When part of 4Q246 was first published in 1974, the phrase "he will be called the son of God, and the son of the Most High" (col. 2:1) recalled to many scholars the language of the gospels when describing Jesus: "He will be great, and will be called the Son of the Most High" (Luke 1:32a) and he "will be called the Son of God" (v.35b). This added proof in some scholars' eyes that the Jewish belief was that the coming Messiah would be a king who brought peace, and would be "called by Second Temple Jews the 'Son of God'". But others viewed this figure "as a villain, one who usurps the place of God but is subsequently overthrown by the "people of God", who have God on their side."

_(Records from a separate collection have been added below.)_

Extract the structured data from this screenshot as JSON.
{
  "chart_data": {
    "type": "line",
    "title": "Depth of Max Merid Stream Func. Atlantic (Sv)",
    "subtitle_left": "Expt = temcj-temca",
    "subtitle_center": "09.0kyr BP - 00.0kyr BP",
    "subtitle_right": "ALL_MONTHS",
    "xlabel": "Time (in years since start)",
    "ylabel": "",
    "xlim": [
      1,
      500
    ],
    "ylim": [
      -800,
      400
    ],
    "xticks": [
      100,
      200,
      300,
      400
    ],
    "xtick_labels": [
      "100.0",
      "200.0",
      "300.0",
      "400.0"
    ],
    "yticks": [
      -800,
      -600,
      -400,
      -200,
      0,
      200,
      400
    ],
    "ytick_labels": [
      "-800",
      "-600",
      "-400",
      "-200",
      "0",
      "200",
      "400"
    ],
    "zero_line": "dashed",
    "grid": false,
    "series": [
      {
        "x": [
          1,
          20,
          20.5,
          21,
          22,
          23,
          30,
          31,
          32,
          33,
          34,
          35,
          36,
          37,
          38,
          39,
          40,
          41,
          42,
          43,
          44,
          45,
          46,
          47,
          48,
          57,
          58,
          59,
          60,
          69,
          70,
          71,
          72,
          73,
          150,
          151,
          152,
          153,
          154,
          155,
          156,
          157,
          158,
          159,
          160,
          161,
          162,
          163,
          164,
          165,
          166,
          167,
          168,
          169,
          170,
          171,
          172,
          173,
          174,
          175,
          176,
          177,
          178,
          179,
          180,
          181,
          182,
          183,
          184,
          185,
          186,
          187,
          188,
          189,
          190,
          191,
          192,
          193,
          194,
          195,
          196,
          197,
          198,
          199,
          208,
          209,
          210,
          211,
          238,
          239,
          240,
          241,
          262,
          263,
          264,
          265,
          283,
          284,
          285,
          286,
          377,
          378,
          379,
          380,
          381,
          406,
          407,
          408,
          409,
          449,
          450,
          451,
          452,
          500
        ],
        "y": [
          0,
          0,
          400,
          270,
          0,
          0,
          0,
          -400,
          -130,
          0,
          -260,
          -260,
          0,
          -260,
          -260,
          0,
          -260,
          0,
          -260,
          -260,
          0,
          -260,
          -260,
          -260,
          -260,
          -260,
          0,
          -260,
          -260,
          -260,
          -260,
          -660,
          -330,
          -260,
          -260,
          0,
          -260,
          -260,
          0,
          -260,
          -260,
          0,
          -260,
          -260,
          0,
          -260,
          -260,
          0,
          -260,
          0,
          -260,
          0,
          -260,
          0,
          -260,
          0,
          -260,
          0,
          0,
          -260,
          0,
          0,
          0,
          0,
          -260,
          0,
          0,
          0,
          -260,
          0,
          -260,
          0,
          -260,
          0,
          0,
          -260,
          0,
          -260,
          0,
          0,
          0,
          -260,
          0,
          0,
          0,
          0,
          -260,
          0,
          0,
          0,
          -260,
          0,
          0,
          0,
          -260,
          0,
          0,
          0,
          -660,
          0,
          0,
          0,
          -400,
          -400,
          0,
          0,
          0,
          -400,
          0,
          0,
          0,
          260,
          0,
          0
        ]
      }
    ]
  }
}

There are several arguments for a messianic figure. First is the previously discussed parallel in Luke 1. There is also a messianic parallel in 2 Samuel 7:12-14, where God tells David that from his offspring God will establish his eternal kingdom, and God "will be his father, and he will be [God's] son" (italics added). Then, unlike the passage in Daniel 7, where the beast in the vision (Antiochus IV) is judged by God (vv. 11,26), the titles given to the figure in this manuscript are "never disputed, and no judgement is passed on this figure after the people of God arises." These scholars also argue that Col. 2:4 is ambiguous, and could mean that the figure "will raise up the people of God", which makes him a savior figure who could be present in times of tribulation.

Given the context of the Hellenistic period and oppressive rule, many conclude the text is referring to Antiochus IV Epiphanes, a Syrian tyrant from 170-164 BCE. The title "Epiphanes" (Greek for "appearance") "encapsulates the notion of a human king as God manifest", a boastful name that parallels this text's names, and the boastfulness of the little horn in Daniel 7.

The son of God text fragment has a complete second column and a fragmented first column suggesting that it was originally connected to another column. Since the fragment is so small it is difficult to come to a solid conclusion about this figure; a complete version of the text would likely solve this debate.